Recognition Without Distraction
Over the years, ForumAdvaita’s work has been recognized by several leading architectural platforms. Projects such as World Within and Cucoon House have been published by Buildofy, while other works have been featured in The Architects Diary, Architects and Interiors India, Volume Zero, Archidiaries, Architecture Tract, and more.
In 2022, ForumAdvaita was named among the Top 50 Under 40 Architects by Architects and Interiors India. Sohal has also participated in panel discussions and moderated conversations honoring the legacy of B.V. Doshi.
Yet recognition remains peripheral to the practice, not a driver, but a reflection.
Culture, Collaboration, and the Road Ahead
ForumAdvaita’s workplace mirrors its architecture, open, continuous, and non-hierarchical. There are no closed cabins. Every team member shares a common space, encouraging accessibility and exchange.
Storytelling is central to the studio’s culture. Every design element must speak of relationships between people, materials, light, and context.
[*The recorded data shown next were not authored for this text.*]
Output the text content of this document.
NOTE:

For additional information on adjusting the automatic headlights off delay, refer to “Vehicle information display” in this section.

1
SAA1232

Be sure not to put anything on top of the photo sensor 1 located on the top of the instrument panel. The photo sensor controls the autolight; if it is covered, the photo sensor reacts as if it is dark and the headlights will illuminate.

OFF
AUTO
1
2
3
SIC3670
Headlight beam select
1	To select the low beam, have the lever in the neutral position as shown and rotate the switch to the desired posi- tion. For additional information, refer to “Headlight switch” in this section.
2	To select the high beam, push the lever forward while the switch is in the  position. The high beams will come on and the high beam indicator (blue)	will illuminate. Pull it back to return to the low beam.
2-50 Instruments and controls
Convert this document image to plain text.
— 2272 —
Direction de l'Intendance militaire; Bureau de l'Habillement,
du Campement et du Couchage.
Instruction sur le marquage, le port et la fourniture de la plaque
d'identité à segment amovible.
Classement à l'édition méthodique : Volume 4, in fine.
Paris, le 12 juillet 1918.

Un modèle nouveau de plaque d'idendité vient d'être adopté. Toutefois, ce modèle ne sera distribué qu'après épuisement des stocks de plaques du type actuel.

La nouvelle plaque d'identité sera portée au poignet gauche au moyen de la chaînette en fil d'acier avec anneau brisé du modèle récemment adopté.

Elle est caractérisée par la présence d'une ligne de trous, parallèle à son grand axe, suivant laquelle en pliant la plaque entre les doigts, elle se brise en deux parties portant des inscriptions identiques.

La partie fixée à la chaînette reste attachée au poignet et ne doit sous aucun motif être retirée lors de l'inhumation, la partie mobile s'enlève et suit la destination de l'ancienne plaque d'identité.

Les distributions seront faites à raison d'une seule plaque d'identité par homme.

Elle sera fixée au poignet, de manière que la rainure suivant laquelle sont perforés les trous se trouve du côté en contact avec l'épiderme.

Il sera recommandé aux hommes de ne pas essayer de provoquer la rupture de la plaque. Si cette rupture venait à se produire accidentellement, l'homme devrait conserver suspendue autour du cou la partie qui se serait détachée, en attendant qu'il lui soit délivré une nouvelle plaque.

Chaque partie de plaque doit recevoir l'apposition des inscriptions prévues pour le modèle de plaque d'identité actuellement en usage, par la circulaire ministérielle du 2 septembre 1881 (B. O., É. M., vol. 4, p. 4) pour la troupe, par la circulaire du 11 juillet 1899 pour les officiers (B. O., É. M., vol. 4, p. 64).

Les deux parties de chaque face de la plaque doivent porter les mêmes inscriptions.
Regular discussions on diverse subjects allow team members to expand their creative vocabulary beyond architecture.
Looking forward, Aman Sohal sees collaboration as essential, not optional. ForumAdvaita is actively exploring partnerships with other architectural firms to move beyond individualistic expression and toward collective impact.
“Architecture must function for society as a whole,” he asserts. “Not just as a personal expression.”

Redefining Success
Perhaps the most defining aspect of Aman Sohal’s journey is his understanding of success. For him, success is not external arrival, but internal fulfillment.
“When you unload yourself of the need to carry a singular persona,” he says, “you become lighter. And when you feel light, you can engage with the world more freely.”
This philosophy extends beyond architecture to drawing, reading, traveling, music, conversation, and reflection. It is this multiplicity that continues to inform Sohal’s work, allowing ForumAdvaita to evolve without losing its core.
In a profession increasingly driven by speed and spectacle, Aman Sohal and ForumAdvaita offer something rarer: architecture as a conscious act measured not in milestones reached, but in moments felt.
And perhaps that is where their true legacy is being built.